COCOA BEACH, Fla. June 21 used to be a day of celebration for Steve Knowlton.

Now, it’s just another day he has to contend with the “living hell” of dealing with his mother’s death.

Mary Knowlton, who would have turned 74 on Wednesday, was killed Aug. 9, 2016 in a “shoot-don’t shoot” training exercise that was a part of a citizens police academy. She was struck by live ammunition from the gun of former Punta Gorda officer Lee Coel, who was supposed to be shooting blanks.

“I still have, you know, there’s bitterness and anger in me,” Steve Knowlton, Mary’s son, said Wednesday. “Resentment. Wondering why God didn’t step in.”

Knowlton wonders, too, why Punta Gorda police chief Tom Lewis is aggressively fighting the second-degree misdemeanor culpable negligence charge against him. Days after the shooting, Lewis said he accepted “full responsibility for the actions of my department, my officers, and the bottom line is I am 100 percent accountable.”
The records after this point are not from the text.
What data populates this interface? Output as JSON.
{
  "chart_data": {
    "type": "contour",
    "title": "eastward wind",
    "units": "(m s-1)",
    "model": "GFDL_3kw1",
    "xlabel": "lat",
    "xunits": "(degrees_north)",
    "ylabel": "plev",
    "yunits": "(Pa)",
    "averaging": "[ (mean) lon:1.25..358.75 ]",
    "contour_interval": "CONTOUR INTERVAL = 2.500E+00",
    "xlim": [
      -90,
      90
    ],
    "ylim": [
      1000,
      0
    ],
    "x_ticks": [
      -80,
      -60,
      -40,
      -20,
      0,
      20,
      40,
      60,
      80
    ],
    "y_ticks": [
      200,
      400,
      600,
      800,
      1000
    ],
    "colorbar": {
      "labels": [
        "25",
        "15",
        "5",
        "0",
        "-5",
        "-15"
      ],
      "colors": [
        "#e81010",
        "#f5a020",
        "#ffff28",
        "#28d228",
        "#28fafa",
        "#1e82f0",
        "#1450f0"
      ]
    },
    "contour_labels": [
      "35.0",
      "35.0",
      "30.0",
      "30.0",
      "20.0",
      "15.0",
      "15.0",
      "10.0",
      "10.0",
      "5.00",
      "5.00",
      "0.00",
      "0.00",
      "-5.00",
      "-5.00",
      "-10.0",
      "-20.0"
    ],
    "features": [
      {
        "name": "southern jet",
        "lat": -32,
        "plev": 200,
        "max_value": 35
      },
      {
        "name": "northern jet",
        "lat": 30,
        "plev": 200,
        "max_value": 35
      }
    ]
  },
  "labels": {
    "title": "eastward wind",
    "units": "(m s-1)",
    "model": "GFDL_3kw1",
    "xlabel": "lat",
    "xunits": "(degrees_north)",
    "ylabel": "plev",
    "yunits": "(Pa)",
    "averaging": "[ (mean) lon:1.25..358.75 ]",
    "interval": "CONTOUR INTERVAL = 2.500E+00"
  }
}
“Now it’s the total opposite,” Knowlton said. “He has not taken full responsibility for this. He’s copping out.”

Punta Gorda Police Chief Tom Lewis

Lewis, whose trial is set to begin Friday, is fighting to get the charge against him thrown out. Lewis’ attorneys want the term “culpable negligence” defined for the jury before the trial begins.

An attorney for Lewis has yet to respond to a request for comment.
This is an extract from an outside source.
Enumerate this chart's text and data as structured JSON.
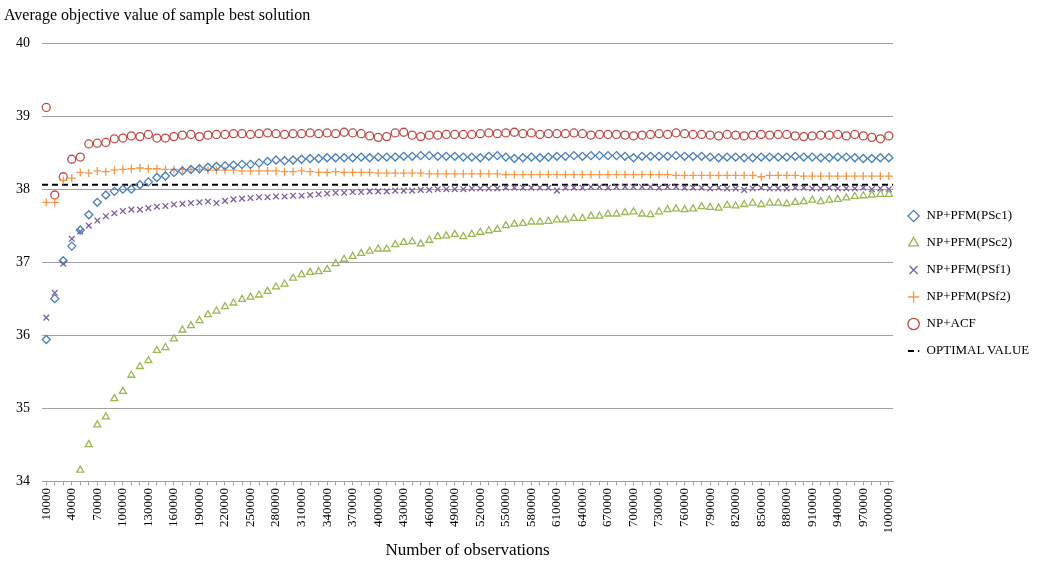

Knowlton worries his mother’s memory is being obscured by the legal back-and-forth. The publicity of the case, and particularly a more than $2 million settlement the family reached with the city, has led to some nasty comments, he said.

“We’ve had a few people come up and say, ‘Do you think you got enough money?’ in a sarcastic way,” Knowlton said. “No amount of money is going to take the place of my mom. I would rather be penniless, homeless, digging out of a garbage can if she was still alive.”
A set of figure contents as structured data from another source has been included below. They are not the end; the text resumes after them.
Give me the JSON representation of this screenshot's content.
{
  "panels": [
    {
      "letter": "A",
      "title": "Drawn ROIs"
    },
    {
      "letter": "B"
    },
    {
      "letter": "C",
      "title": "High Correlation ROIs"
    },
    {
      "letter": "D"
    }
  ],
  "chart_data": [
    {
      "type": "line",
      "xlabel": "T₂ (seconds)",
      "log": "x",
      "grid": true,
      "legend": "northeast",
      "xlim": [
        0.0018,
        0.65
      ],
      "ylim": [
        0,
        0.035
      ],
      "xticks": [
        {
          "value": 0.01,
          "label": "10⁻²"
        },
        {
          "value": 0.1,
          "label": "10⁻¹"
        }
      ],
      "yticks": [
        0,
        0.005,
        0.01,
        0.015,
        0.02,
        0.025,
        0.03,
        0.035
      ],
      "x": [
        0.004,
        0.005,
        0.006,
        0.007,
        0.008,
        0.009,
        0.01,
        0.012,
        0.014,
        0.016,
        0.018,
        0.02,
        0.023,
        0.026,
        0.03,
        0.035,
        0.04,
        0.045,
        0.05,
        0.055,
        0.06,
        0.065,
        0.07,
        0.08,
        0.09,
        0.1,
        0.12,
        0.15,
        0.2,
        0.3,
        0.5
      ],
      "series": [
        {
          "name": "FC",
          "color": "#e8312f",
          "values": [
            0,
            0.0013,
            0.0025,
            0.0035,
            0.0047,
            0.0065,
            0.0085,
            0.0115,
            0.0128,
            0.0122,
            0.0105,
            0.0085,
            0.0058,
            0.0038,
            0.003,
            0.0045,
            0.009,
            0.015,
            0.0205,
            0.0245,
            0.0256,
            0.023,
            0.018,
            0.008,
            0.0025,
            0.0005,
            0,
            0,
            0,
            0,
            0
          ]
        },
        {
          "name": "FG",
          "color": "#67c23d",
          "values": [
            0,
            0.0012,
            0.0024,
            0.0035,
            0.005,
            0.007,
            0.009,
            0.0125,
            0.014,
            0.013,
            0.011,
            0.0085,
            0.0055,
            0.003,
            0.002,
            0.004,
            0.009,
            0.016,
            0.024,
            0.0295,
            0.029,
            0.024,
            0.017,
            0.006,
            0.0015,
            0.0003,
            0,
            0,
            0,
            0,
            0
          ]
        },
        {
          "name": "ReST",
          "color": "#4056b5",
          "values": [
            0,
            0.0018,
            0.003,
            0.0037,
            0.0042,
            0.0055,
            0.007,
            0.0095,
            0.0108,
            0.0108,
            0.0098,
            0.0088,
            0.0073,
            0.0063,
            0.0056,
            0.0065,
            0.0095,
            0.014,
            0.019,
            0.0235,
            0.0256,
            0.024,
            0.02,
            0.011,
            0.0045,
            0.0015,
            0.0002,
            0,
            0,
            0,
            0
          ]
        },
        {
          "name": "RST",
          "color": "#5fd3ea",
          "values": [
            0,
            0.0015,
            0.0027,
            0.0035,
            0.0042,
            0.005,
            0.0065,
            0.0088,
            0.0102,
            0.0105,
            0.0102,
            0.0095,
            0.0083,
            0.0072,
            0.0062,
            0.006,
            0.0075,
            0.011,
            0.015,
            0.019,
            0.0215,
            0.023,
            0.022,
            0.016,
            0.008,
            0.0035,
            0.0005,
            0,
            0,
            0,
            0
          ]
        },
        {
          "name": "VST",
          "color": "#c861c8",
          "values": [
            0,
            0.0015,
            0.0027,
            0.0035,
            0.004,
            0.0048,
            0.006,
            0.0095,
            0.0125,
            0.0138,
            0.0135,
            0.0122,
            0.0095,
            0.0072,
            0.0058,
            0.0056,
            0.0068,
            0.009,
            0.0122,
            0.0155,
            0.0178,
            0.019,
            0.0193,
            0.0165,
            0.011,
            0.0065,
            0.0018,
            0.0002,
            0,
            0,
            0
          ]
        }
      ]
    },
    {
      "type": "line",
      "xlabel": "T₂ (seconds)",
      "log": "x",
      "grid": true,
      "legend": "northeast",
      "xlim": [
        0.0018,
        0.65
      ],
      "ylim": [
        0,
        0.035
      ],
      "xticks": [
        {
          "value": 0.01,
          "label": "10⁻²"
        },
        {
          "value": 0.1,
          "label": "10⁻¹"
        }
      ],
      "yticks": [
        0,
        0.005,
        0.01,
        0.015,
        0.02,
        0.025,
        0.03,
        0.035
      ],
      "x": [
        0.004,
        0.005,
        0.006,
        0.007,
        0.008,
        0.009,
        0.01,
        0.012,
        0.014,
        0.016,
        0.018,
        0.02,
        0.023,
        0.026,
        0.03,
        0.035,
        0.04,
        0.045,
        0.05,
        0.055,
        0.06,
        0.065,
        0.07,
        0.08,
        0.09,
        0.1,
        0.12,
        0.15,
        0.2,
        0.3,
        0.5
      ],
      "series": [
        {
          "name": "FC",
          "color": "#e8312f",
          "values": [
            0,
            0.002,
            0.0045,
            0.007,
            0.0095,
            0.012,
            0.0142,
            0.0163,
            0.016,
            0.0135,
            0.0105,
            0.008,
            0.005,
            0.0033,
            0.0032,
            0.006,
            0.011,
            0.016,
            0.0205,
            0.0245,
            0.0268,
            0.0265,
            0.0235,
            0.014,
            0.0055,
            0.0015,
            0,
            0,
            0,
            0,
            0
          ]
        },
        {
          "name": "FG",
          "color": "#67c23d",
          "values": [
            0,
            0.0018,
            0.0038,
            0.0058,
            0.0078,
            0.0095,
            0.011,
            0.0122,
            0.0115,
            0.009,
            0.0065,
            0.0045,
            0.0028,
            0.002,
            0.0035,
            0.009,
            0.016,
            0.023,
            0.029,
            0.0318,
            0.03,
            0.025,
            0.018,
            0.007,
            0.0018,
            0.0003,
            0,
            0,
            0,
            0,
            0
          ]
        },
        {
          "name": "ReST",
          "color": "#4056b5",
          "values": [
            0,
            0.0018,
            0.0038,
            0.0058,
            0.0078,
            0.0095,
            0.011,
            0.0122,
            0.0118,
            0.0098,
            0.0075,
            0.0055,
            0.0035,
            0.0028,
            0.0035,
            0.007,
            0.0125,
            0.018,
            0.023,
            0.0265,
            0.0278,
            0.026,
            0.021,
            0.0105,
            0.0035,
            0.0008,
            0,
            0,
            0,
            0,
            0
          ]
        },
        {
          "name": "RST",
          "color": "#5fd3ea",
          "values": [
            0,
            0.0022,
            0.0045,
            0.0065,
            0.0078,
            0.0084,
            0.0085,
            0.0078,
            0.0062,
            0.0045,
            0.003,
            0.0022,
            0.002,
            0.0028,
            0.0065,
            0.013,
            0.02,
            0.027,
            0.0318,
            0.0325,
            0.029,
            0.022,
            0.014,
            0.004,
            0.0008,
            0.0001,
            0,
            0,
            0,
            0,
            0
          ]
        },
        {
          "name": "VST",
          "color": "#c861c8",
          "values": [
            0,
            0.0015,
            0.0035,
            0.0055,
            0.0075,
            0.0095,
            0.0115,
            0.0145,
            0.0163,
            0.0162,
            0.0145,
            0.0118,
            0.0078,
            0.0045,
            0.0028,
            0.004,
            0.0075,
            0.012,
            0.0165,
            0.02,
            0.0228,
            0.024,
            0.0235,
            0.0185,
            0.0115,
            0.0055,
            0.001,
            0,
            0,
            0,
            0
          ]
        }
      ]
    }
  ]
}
Knowlton, who lives in Cocoa Beach, said he loves Punta Gorda but finds it difficult to reckon with the notion that some restaurants he used to visit there raised money for Lewis’ legal defense.

“It just doesn’t sit well,” he said. 

Knowlton said he was “amazed” at the outpouring of the support he received in the initial aftermath of the shooting but said that changed after a few weeks.

“The smoke clears and you find out who really supports you,” he said.

It bothered Knowlton that City Manager Howard Kunik, on the day he announced Lewis was placed on paid administrative leave, called Lewis “an honorable man.”

“I mean, I can be a great guy and I can drink a whole bottle of vodka, get in my car and kill somebody,” Knowlton said. “But being a great guy, would that get me off of charges against me?”

Knowlton criticized Lewis for employing Coel, an officer with a checkered past, and for using him as the “bad guy” in the training exercise.

“I know that nobody woke up that morning and wanted to kill somebody. I know that wasn’t their motives, but the carelessness involved in the whole procedure and the department — it was an accident waiting to happen.”

For Knowlton, the memory of his mother’s death with never go away. Normally, he and his mother would spend her birthday on the beach.

“She would be there and then I would come in and we would talk for hours just about life, and I miss that,” he said. “She was a huge part of my soul, and after this happened it ripped that part out of me and the rest of my family.”